Developing User Profiles With Weka Tool: Login, Access And Resource Usage Patterns

Project Aim

For a department, the provided data contains login and access data for all the 20 users.This project’s aim is to develop a profile for each user in a department that is profiling the user for authorization and authentications. Based on the data, the users need to develop a user profile in the department. Generally, the profile indicates the login, login off, access patterns and session time patterns. Each profile contains start time, duration, resource accessed and performedoperations types. Here, the resources indicate the printer, network, file and computer. The access pattern indicates the executed user programs; file accessed for update and read, and printer usage, file size and library programs. The user profiles are determined by using any association rules with sufficient support. The development of user profile needs to avoid the outliers, it over fits and also uses the data mining security techniques to provide effective user profiles, for a department. All these will be analyzed and discussed in detail. 

Save Time On Research and Writing
Hire a Pro to Write You a 100% Plagiarism-Free Paper.
Get My Paper

The aim of this project includes to develop a profile for each user in a department that is profiling the user for authorization and authentications. The development of user profile is done by using Weka tool. In Weka data mining tool, the association rules are used to develop the user profile in a department. Also, the analysis of the data mining security techniques to provide the effective user profile for a department will be covered. 

  1. Analyze the user profile to develop a profile for each user.
  2. Using association rules to develop a user profile, by using the provided data.
  3. Analysis on identifying the development of user profiles, in a department. 

The provided data set is divided into three data sets like login pattern, e-mail pattern and resource usage pattern and the data set contains the following attributes such as, user ID, user program ID, library program ID, library utility ID, File ID, printer ID, e-mail program ID, Time, date and host machines. 

Weka is a stage to apply the machine learning method, to deal with separatingthe information.

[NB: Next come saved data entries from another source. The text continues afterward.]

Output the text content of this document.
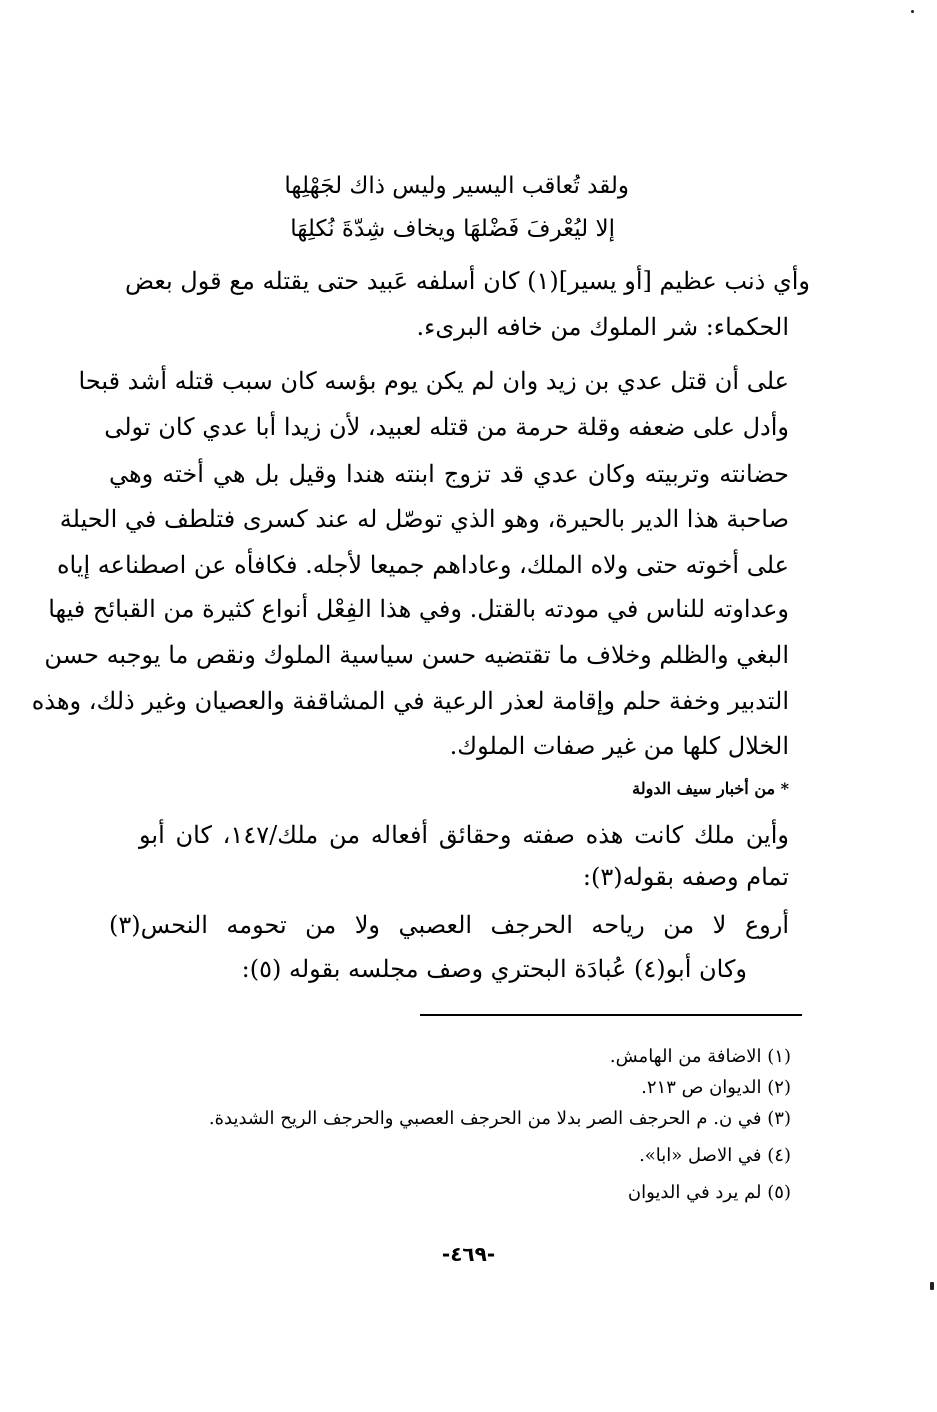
ولقد تُعاقب اليسير وليس ذاك لجَهْلِها
إلا ليُعْرفَ فَضْلهَا ويخاف شِدّةَ نُكلِهَا
وأي ذنب عظيم [أو يسير](١) كان أسلفه عَبيد حتى يقتله مع قول بعض
الحكماء: شر الملوك من خافه البرىء.
على أن قتل عدي بن زيد وان لم يكن يوم بؤسه كان سبب قتله أشد قبحا
وأدل على ضعفه وقلة حرمة من قتله لعبيد، لأن زيدا أبا عدي كان تولى
حضانته وتربيته وكان عدي قد تزوج ابنته هندا وقيل بل هي أخته وهي
صاحبة هذا الدير بالحيرة، وهو الذي توصّل له عند كسرى فتلطف في الحيلة
على أخوته حتى ولاه الملك، وعاداهم جميعا لأجله. فكافأه عن اصطناعه إياه
وعداوته للناس في مودته بالقتل. وفي هذا الفِعْل أنواع كثيرة من القبائح فيها
البغي والظلم وخلاف ما تقتضيه حسن سياسية الملوك ونقص ما يوجبه حسن
التدبير وخفة حلم وإقامة لعذر الرعية في المشاقفة والعصيان وغير ذلك، وهذه
الخلال كلها من غير صفات الملوك.
* من أخبار سيف الدولة
وأين ملك كانت هذه صفته وحقائق أفعاله من ملك/١٤٧، كان أبو
تمام وصفه بقوله(٣):
أروع لا من رياحه الحرجف العصبي ولا من تحومه النحس(٣)
وكان أبو(٤) عُبادَة البحتري وصف مجلسه بقوله (٥):
(١) الاضافة من الهامش.
(٢) الديوان ص ٢١٣.
(٣) في ن. م الحرجف الصر بدلا من الحرجف العصبي والحرجف الريح الشديدة.
(٤) في الاصل «ابا».
(٥) لم يرد في الديوان
-٤٦٩-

Weka refers to Waikato Environment for Knowledge Analysis. It is an open source programming and is affirmed with GNU and overall population License. To do information investigation and data mining process, Weka instrument is favored. The primary reason is that, it has five creators which are as follows(Bifet, 2010):

  • Open Source Software:The device is discharged as open source programming with the help of GNU GPL and also authorized with Pentaho Corporation. This enterprise claimed Weka with business knowledge stage.
  • Graphical User Interface: To give a straightforward entry to finish the machine learning ventures, the instrument has GUI interface.
  • Command Line Interface: To do scripting employments, the product has planned with charge line highlight.

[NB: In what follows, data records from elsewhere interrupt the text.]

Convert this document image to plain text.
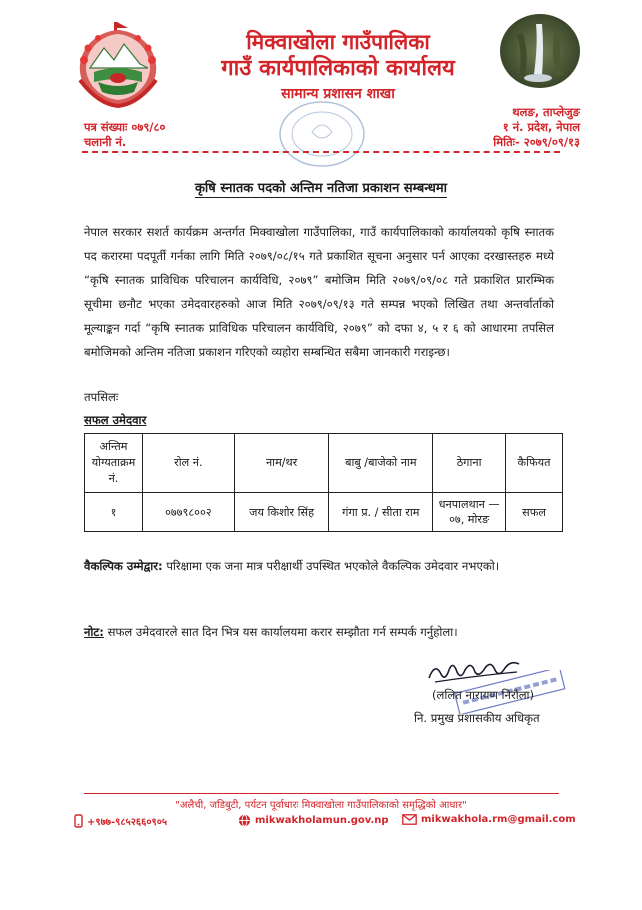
मिक्वाखोला गाउँपालिका
गाउँ कार्यपालिकाको कार्यालय
सामान्य प्रशासन शाखा
पत्र संख्याः ०७९/८०
चलानी नं.
थलङ, ताप्लेजुङ
१ नं. प्रदेश, नेपाल
मितिः- २०७९/०९/१३
कृषि स्नातक पदको अन्तिम नतिजा प्रकाशन सम्बन्धमा

नेपाल सरकार सशर्त कार्यक्रम अन्तर्गत मिक्वाखोला गाउँपालिका, गाउँ कार्यपालिकाको कार्यालयको कृषि स्नातक पद करारमा पदपूर्ती गर्नका लागि मिति २०७९/०८/१५ गते प्रकाशित सूचना अनुसार पर्न आएका दरखास्तहरु मध्ये “कृषि स्नातक प्राविधिक परिचालन कार्यविधि, २०७९” बमोजिम मिति २०७९/०९/०८ गते प्रकाशित प्रारम्भिक सूचीमा छनौट भएका उमेदवारहरुको आज मिति २०७९/०९/१३ गते सम्पन्न भएको लिखित तथा अन्तर्वार्ताको मूल्याङ्कन गर्दा “कृषि स्नातक प्राविधिक परिचालन कार्यविधि, २०७९” को दफा ४, ५ र ६ को आधारमा तपसिल बमोजिमको अन्तिम नतिजा प्रकाशन गरिएको व्यहोरा सम्बन्धित सबैमा जानकारी गराइन्छ।

तपसिलः
सफल उमेदवार
अन्तिम योग्यताक्रम नं.	रोल नं.	नाम/थर	बाबु /बाजेको नाम	ठेगाना	कैफियत
१	०७७९८००२	जय किशोर सिंह	गंगा प्र. / सीता राम	धनपालथान — ०७, मोरङ	सफल

वैकल्पिक उम्मेद्वार: परिक्षामा एक जना मात्र परीक्षार्थी उपस्थित भएकोले वैकल्पिक उमेदवार नभएको।

नोट: सफल उमेदवारले सात दिन भित्र यस कार्यालयमा करार सम्झौता गर्न सम्पर्क गर्नुहोला।

(ललित नारायण निरौला)
नि. प्रमुख प्रशासकीय अधिकृत
"अलैची, जडिबुटी, पर्यटन पूर्वाधारः मिक्वाखोला गाउँपालिकाको समृद्धिको आधार"
+९७७-९८५२६६०९०५	mikwakholamun.gov.np	mikwakhola.rm@gmail.com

The data mining process comprises of extraction of data from direct database assets. All through this procedure, the concealed data is additionally recovered. The information digging instruments are utilized for foreseeing the future patterns, information conduct social developments, enabling business to settle on decisions(Bouckaert, 2004).

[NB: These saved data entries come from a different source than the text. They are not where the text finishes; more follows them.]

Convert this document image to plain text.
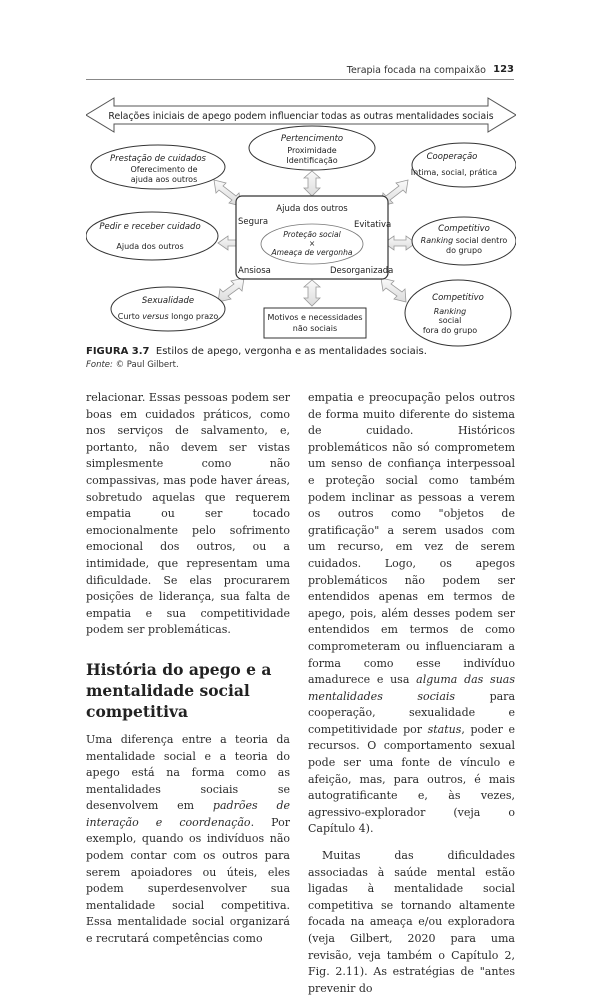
Terapia focada na compaixão 123
Relações iniciais de apego podem influenciar todas as outras mentalidades sociais
Ajuda dos outros
Segura	Evitativa
Ansiosa	Desorganizada
Proteção social
×
Ameaça de vergonha
Pertencimento
Proximidade
Identificação
Prestação de cuidados
Oferecimento de
ajuda aos outros
Cooperação
Íntima, social, prática
Pedir e receber cuidado
Ajuda dos outros
Competitivo
Ranking social dentro
do grupo
Sexualidade
Curto versus longo prazo	Motivos e necessidades
não sociais
Competitivo
Ranking
social
fora do grupo
FIGURA 3.7 Estilos de apego, vergonha e as mentalidades sociais.
Fonte: © Paul Gilbert.

relacionar. Essas pessoas podem ser boas em cuidados práticos, como nos serviços de salvamento, e, portanto, não devem ser vistas simplesmente como não compassivas, mas pode haver áreas, sobretudo aquelas que requerem empatia ou ser tocado emocionalmente pelo sofrimento emocional dos outros, ou a intimidade, que representam uma dificuldade. Se elas procurarem posições de liderança, sua falta de empatia e sua competitividade podem ser problemáticas.

História do apego e a mentalidade social competitiva

Uma diferença entre a teoria da mentalidade social e a teoria do apego está na forma como as mentalidades sociais se desenvolvem em padrões de interação e coordenação. Por exemplo, quando os indivíduos não podem contar com os outros para serem apoiadores ou úteis, eles podem superdesenvolver sua mentalidade social competitiva. Essa mentalidade social organizará e recrutará competências como

empatia e preocupação pelos outros de forma muito diferente do sistema de cuidado. Históricos problemáticos não só comprometem um senso de confiança interpessoal e proteção social como também podem inclinar as pessoas a verem os outros como "objetos de gratificação" a serem usados com um recurso, em vez de serem cuidados. Logo, os apegos problemáticos não podem ser entendidos apenas em termos de apego, pois, além desses podem ser entendidos em termos de como comprometeram ou influenciaram a forma como esse indivíduo amadurece e usa alguma das suas mentalidades sociais para cooperação, sexualidade e competitividade por status, poder e recursos. O comportamento sexual pode ser uma fonte de vínculo e afeição, mas, para outros, é mais autogratificante e, às vezes, agressivo-explorador (veja o Capítulo 4).

Muitas das dificuldades associadas à saúde mental estão ligadas à mentalidade social competitiva se tornando altamente focada na ameaça e/ou exploradora (veja Gilbert, 2020 para uma revisão, veja também o Capítulo 2, Fig. 2.11). As estratégias de "antes prevenir do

Save Time On Research and Writing
Hire a Pro to Write You a 100% Plagiarism-Free Paper.
Get My Paper

The Decision tables resemble the neural sets and decision trees. This kind of characterization calculation is utilized to foresee the information. This model is incited in Weka along with the machine learning algorithms. The hierarchical table is utilized inside the decision table and the information is entered. Each section of information will be put away as the key esteem matches. In the abnormal state tree, the extra information traits were put away in another table. The structure of decision table looks like dimensional stacking. To acknowledge the model and permit the characteristics, the representation strategy is connected to oversee new properties. To do representation plans, various collaboration types were utilized. Thus, it is considered as the most valuable representation procedure instead of other static plans.

Hypothesis

In light of the given condition, the given activities will be completed outwardly or graphically. It is called as Decision tables. These calculations admission the programming dialects, for example, switch case articulations and if-then-else conditions. Each decision is individually displayed to the variable. These qualities are connected and anticipate the conceivable qualities through given imperatives. The activity is to be performed by the individual activities. As per the given limitations, the activities to be performed and each passage of key information esteem combining will be finished. When taking decisions, the condition isn’t relevant, at that point they don’t give it a second thought and image is utilized. So in the decision table, the esteem can be clear or hyphen. It means that, the decision isn’t taken or fragmented based on basic leadership process. A portion of the decision tables utilizes thetrue or false incentive to speak to the decision condition. It is considered as adjusted or inadequate(Kaluza, 2013).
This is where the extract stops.